At some point, magic things attempt to activate some or all of these
pools, which causes the kernel to attempt to open all of the devices
listed as part of the pool configuration and verify that they are
indeed part of the pool. The process of opening devices only uses
the names and other identification of the devices that's in the
pool configuration; however, one identification is a 'devid', which
for many devices is basically the model and serial number of the
disk. So I believe that under at least some circumstances the kernel
will still be able to find disks that have been shuffled around,
because it will basically seek out that model plus serial number
wherever it's (now) connected to the system.
(See vdev_disk_open
in vdev_disk.c
for the gory details,
but you also need to understand Illumos devids. The various device
information available for disks in a pool can be seen with 'zdb
-C <pool>
'.)
To the best of my knowledge, this in-kernel activation makes no
attempt to hunt around on other disks to complete the pool's
configuration the way that 'zpool import
' will. In theory, assuming
that finding disks by their devid works, this shouldn't matter most
or basically all of the time; if that disk is there at all, it
should be reporting its model and serial number and I think the
kernel will find it. But I don't know for sure. I also don't know
how the kernel acts if some disks take a while to show up, for
example iSCSI disks.
(I suspect that the kernel only makes one attempt at pool activation and doesn't retry things if more devices show up later. But this entire area is pretty opaque to me.)

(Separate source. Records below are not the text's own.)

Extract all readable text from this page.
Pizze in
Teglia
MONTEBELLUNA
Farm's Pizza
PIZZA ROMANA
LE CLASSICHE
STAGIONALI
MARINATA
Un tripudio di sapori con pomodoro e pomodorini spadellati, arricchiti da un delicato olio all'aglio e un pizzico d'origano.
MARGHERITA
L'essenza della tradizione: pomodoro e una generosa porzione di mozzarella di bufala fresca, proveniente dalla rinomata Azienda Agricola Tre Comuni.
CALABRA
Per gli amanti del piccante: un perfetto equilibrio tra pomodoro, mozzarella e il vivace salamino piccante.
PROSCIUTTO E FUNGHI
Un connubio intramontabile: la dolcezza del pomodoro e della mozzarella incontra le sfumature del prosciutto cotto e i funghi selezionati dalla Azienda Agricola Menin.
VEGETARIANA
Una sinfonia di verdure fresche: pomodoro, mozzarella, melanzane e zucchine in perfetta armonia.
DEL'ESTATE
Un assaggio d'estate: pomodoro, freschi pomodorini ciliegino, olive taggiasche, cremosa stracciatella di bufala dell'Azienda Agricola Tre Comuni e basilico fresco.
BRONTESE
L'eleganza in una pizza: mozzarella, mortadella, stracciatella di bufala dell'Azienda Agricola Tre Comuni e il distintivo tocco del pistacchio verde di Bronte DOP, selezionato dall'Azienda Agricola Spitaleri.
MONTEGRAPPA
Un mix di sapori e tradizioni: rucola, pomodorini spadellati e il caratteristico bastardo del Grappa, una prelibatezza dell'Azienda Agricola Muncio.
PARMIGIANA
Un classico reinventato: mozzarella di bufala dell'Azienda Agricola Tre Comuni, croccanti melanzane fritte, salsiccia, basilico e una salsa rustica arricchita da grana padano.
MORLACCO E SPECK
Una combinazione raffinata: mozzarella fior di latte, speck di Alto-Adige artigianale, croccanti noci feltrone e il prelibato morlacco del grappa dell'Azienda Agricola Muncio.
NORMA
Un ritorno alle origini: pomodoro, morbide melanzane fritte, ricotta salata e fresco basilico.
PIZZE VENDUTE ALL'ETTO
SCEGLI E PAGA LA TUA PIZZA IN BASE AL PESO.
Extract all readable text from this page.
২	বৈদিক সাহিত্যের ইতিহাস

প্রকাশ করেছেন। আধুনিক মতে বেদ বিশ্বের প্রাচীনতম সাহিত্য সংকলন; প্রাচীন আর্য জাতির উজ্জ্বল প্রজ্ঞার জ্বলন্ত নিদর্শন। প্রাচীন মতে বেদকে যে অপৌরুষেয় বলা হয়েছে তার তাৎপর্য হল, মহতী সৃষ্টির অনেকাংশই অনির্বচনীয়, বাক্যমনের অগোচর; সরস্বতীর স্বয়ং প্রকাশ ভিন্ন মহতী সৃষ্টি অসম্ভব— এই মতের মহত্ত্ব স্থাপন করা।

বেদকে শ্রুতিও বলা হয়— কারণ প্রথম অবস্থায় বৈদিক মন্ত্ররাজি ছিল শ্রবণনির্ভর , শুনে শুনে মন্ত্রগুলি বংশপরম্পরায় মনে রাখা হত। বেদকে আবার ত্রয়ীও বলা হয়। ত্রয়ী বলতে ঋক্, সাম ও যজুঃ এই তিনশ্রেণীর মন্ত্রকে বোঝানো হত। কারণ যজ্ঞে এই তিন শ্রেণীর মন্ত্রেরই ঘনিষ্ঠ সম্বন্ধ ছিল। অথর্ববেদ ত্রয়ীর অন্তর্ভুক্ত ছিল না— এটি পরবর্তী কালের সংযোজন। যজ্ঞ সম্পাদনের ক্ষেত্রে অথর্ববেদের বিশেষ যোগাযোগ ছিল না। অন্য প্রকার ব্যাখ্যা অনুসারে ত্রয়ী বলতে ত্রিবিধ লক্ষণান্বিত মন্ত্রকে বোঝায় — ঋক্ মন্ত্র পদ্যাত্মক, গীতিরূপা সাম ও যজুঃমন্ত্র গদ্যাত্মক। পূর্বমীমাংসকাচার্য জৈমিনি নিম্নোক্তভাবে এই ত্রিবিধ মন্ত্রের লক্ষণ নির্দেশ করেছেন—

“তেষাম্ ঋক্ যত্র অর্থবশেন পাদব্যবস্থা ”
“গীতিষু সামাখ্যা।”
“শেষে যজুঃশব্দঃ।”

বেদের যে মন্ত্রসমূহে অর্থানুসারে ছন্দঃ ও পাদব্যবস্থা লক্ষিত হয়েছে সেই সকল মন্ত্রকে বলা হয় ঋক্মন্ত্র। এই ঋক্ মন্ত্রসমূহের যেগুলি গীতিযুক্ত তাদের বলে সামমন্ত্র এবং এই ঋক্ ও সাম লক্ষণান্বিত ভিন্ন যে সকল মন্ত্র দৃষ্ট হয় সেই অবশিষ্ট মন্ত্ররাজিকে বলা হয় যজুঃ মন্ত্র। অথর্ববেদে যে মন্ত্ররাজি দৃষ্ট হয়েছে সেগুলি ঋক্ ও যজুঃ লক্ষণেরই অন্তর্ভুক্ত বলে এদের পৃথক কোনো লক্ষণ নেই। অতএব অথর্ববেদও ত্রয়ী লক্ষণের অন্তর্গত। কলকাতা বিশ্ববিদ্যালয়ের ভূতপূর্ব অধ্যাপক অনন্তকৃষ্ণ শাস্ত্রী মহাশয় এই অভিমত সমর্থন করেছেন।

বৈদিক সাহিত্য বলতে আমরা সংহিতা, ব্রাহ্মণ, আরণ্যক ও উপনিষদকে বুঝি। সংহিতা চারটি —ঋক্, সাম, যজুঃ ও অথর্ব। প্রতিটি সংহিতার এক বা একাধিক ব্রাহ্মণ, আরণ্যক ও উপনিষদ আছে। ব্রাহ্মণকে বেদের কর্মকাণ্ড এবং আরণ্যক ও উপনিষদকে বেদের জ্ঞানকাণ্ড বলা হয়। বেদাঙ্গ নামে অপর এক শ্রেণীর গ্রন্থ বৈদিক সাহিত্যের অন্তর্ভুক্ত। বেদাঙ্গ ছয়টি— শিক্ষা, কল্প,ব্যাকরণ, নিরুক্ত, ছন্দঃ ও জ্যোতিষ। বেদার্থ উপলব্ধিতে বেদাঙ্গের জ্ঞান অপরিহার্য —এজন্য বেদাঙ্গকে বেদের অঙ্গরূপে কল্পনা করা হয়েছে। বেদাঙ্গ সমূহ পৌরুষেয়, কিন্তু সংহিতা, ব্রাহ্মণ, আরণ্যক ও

These days you also have your root filesystems on a ZFS pool, the
root pool. There are definitely some special code paths that seem
to be invoked during boot for a ZFS root pool, but I don't have
enough knowledge of the Illumos boot time environment to understand
how they work and how they're different from the process of loading
and starting non-root pools. I used to hear that root pools were
more fragile if devices moved around and you might have to boot
from alternate media in order to explicitly 'zpool import
' and
'zpool export
' the root pool in order to reset its device names,
but that may be only folklore and superstition at this point.